Every connection through the NoC has an associated quality of service (QoS) requirement. You can set the QoS requirement for each connection through the NoC. The set of desired NoC connections together with their corresponding QoS requirements constitute a traffic specification. The traffic specification is used internally by the NoC compiler to compute a configuration for the NoC.
A QoS requirement has two components:
- Traffic class defines how traffic on the connection is prioritized in the NoC compiler and in the hardware. The traffic class is set at the NMU and is for all paths starting from that NMU.
- Read and write bandwidth requirements describe how much data
bandwidth the connection is expected to consume in each direction. Bandwidth
requirements are associated with the egress port (NoC slave); each connection might have different read
and write bandwidth requirements.
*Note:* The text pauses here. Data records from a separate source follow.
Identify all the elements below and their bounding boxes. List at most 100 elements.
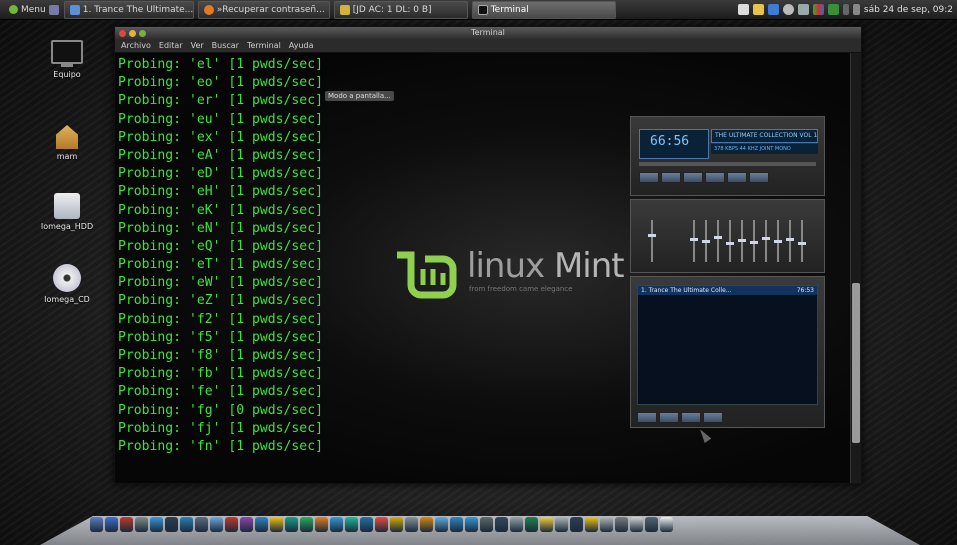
dock-app-icon[interactable] bbox=[570, 517, 583, 532]
dock-app-icon[interactable] bbox=[285, 517, 298, 532]
next-button[interactable] bbox=[727, 172, 747, 183]
dock-app-icon[interactable] bbox=[405, 517, 418, 532]
dock-app-icon[interactable] bbox=[330, 517, 343, 532]
eq-band[interactable] bbox=[690, 220, 698, 262]
dock-app-icon[interactable] bbox=[525, 517, 538, 532]
dock-app-icon[interactable] bbox=[615, 517, 628, 532]
colors-icon[interactable] bbox=[812, 4, 824, 15]
desktop-icon-hdd[interactable]: Iomega_HDD bbox=[32, 193, 102, 231]
menu-ver[interactable]: Ver bbox=[191, 41, 204, 50]
winamp-main[interactable]: 66:56 THE ULTIMATE COLLECTION VOL 1 378 … bbox=[630, 116, 825, 196]
menu-ayuda[interactable]: Ayuda bbox=[289, 41, 314, 50]
update-icon[interactable] bbox=[782, 4, 794, 15]
dock-app-icon[interactable] bbox=[630, 517, 643, 532]
dock-app-icon[interactable] bbox=[90, 517, 103, 532]
taskbar-item-terminal[interactable]: Terminal bbox=[471, 0, 616, 19]
playlist-item[interactable]: 1. Trance The Ultimate Colle... 76:53 bbox=[638, 286, 817, 295]
dock-app-icon[interactable] bbox=[450, 517, 463, 532]
playlist-misc-button[interactable] bbox=[703, 412, 723, 423]
terminal-output[interactable]: linux Mint from freedom came elegance 66… bbox=[115, 53, 851, 483]
dock-app-icon[interactable] bbox=[315, 517, 328, 532]
playlist-add-button[interactable] bbox=[637, 412, 657, 423]
shield-icon[interactable] bbox=[827, 4, 839, 15]
dock-app-icon[interactable] bbox=[645, 517, 658, 532]
eject-button[interactable] bbox=[749, 172, 769, 183]
dock-app-icon[interactable] bbox=[480, 517, 493, 532]
stop-button[interactable] bbox=[705, 172, 725, 183]
desktop-icon-label: Iomega_HDD bbox=[40, 222, 94, 231]
eq-band[interactable] bbox=[726, 220, 734, 262]
dock-app-icon[interactable] bbox=[465, 517, 478, 532]
dock-app-icon[interactable] bbox=[195, 517, 208, 532]
dock-app-icon[interactable] bbox=[210, 517, 223, 532]
desktop-icon-home[interactable]: mam bbox=[32, 125, 102, 161]
dock-app-icon[interactable] bbox=[255, 517, 268, 532]
dock-app-icon[interactable] bbox=[300, 517, 313, 532]
winamp-player[interactable]: 66:56 THE ULTIMATE COLLECTION VOL 1 378 … bbox=[630, 116, 825, 431]
pause-button[interactable] bbox=[683, 172, 703, 183]
menu-buscar[interactable]: Buscar bbox=[212, 41, 239, 50]
playlist-select-button[interactable] bbox=[681, 412, 701, 423]
dock-app-icon[interactable] bbox=[165, 517, 178, 532]
dock-app-icon[interactable] bbox=[540, 517, 553, 532]
play-button[interactable] bbox=[661, 172, 681, 183]
eq-band[interactable] bbox=[798, 220, 806, 262]
network-icon[interactable] bbox=[767, 4, 779, 15]
dock-app-icon[interactable] bbox=[585, 517, 598, 532]
taskbar-item-firefox[interactable]: »Recuperar contraseñ... bbox=[197, 0, 330, 19]
dock-app-icon[interactable] bbox=[135, 517, 148, 532]
terminal-line: Probing: 'eu' [1 pwds/sec] bbox=[118, 111, 323, 127]
dock-app-icon[interactable] bbox=[240, 517, 253, 532]
dock-app-icon[interactable] bbox=[555, 517, 568, 532]
dock-app-icon[interactable] bbox=[225, 517, 238, 532]
taskbar-item-music[interactable]: 1. Trance The Ultimate... bbox=[63, 0, 194, 19]
dock-app-icon[interactable] bbox=[510, 517, 523, 532]
dock-app-icon[interactable] bbox=[180, 517, 193, 532]
clock[interactable]: sáb 24 de sep, 09:2 bbox=[864, 5, 953, 15]
pen-icon[interactable] bbox=[842, 4, 849, 15]
dock-app-icon[interactable] bbox=[105, 517, 118, 532]
dock-app-icon[interactable] bbox=[660, 517, 673, 532]
eq-band[interactable] bbox=[786, 220, 794, 262]
terminal-line: Probing: 'eT' [1 pwds/sec] bbox=[118, 257, 323, 273]
winamp-equalizer[interactable] bbox=[630, 199, 825, 273]
menu-editar[interactable]: Editar bbox=[159, 41, 183, 50]
winamp-playlist[interactable]: 1. Trance The Ultimate Colle... 76:53 bbox=[630, 276, 825, 428]
eq-preamp[interactable] bbox=[648, 220, 656, 262]
terminal-titlebar[interactable]: Terminal bbox=[115, 27, 861, 39]
bluetooth-icon[interactable] bbox=[797, 4, 809, 15]
dock-app-icon[interactable] bbox=[600, 517, 613, 532]
winamp-seek-bar[interactable] bbox=[639, 162, 816, 166]
menu-terminal[interactable]: Terminal bbox=[247, 41, 281, 50]
eq-band[interactable] bbox=[702, 220, 710, 262]
eq-band[interactable] bbox=[714, 220, 722, 262]
desktop-icon-computer[interactable]: Equipo bbox=[32, 40, 102, 79]
eq-band[interactable] bbox=[762, 220, 770, 262]
eq-band[interactable] bbox=[774, 220, 782, 262]
notes-icon[interactable] bbox=[752, 4, 764, 15]
volume-icon[interactable] bbox=[852, 4, 860, 15]
dock-app-icon[interactable] bbox=[120, 517, 133, 532]
dock-app-icon[interactable] bbox=[345, 517, 358, 532]
dock-app-icon[interactable] bbox=[435, 517, 448, 532]
dock-app-icon[interactable] bbox=[495, 517, 508, 532]
previous-button[interactable] bbox=[639, 172, 659, 183]
terminal-window[interactable]: Terminal Archivo Editar Ver Buscar Termi… bbox=[114, 26, 862, 484]
workspace-icon[interactable] bbox=[737, 4, 749, 15]
menu-archivo[interactable]: Archivo bbox=[121, 41, 151, 50]
playlist-list[interactable]: 1. Trance The Ultimate Colle... 76:53 bbox=[637, 285, 818, 405]
dock-app-icon[interactable] bbox=[420, 517, 433, 532]
taskbar-item-jdownloader[interactable]: [JD AC: 1 DL: 0 B] bbox=[333, 0, 468, 19]
dock-app-icon[interactable] bbox=[360, 517, 373, 532]
dock-app-icon[interactable] bbox=[375, 517, 388, 532]
eq-band[interactable] bbox=[738, 220, 746, 262]
playlist-remove-button[interactable] bbox=[659, 412, 679, 423]
scrollbar-thumb[interactable] bbox=[852, 283, 860, 443]
menu-button[interactable]: Menu bbox=[4, 2, 64, 18]
dock-app-icon[interactable] bbox=[270, 517, 283, 532]
desktop-icon-cd[interactable]: Iomega_CD bbox=[32, 264, 102, 304]
eq-band[interactable] bbox=[750, 220, 758, 262]
terminal-scrollbar[interactable] bbox=[850, 53, 861, 483]
dock-app-icon[interactable] bbox=[390, 517, 403, 532]
dock-app-icon[interactable] bbox=[150, 517, 163, 532]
Bandwidth can be expressed in units of MB/s or
Gb/s.Note: Bandwidth scales in multiples of 1,000, so Gb/s = 8 * MB/s / 1,000.
The supported traffic classes in priority
order are:
- Low Latency
- The NoC compiler minimizes the structural latency while satisfying the bandwidth requirement. Low latency traffic receives a high priority at all switch and memory controller arbitration points. The low latency traffic class only applies to read traffic.
- Isochronous
- Includes a mechanism to guarantee the maximum latency of
DDR memory traffic. Isochronous traffic is treated as high priority (low
latency) traffic through the NoC. Once the request is delivered to the
DDRMC queue a timeout counter is started. If the timeout is reached the
request is moved to the front of the queue.Note: In the current release you cannot specify the isochronous timeout latency.
- Best Effort
- The NoC compiler works to satisfy the bandwidth and latency requirements after low latency and isochronous path requirements have been satisfied. Latency values are associated with the egress port (NoC slave). Best effort transactions receive the lowest arbitration priority throughout the NoC.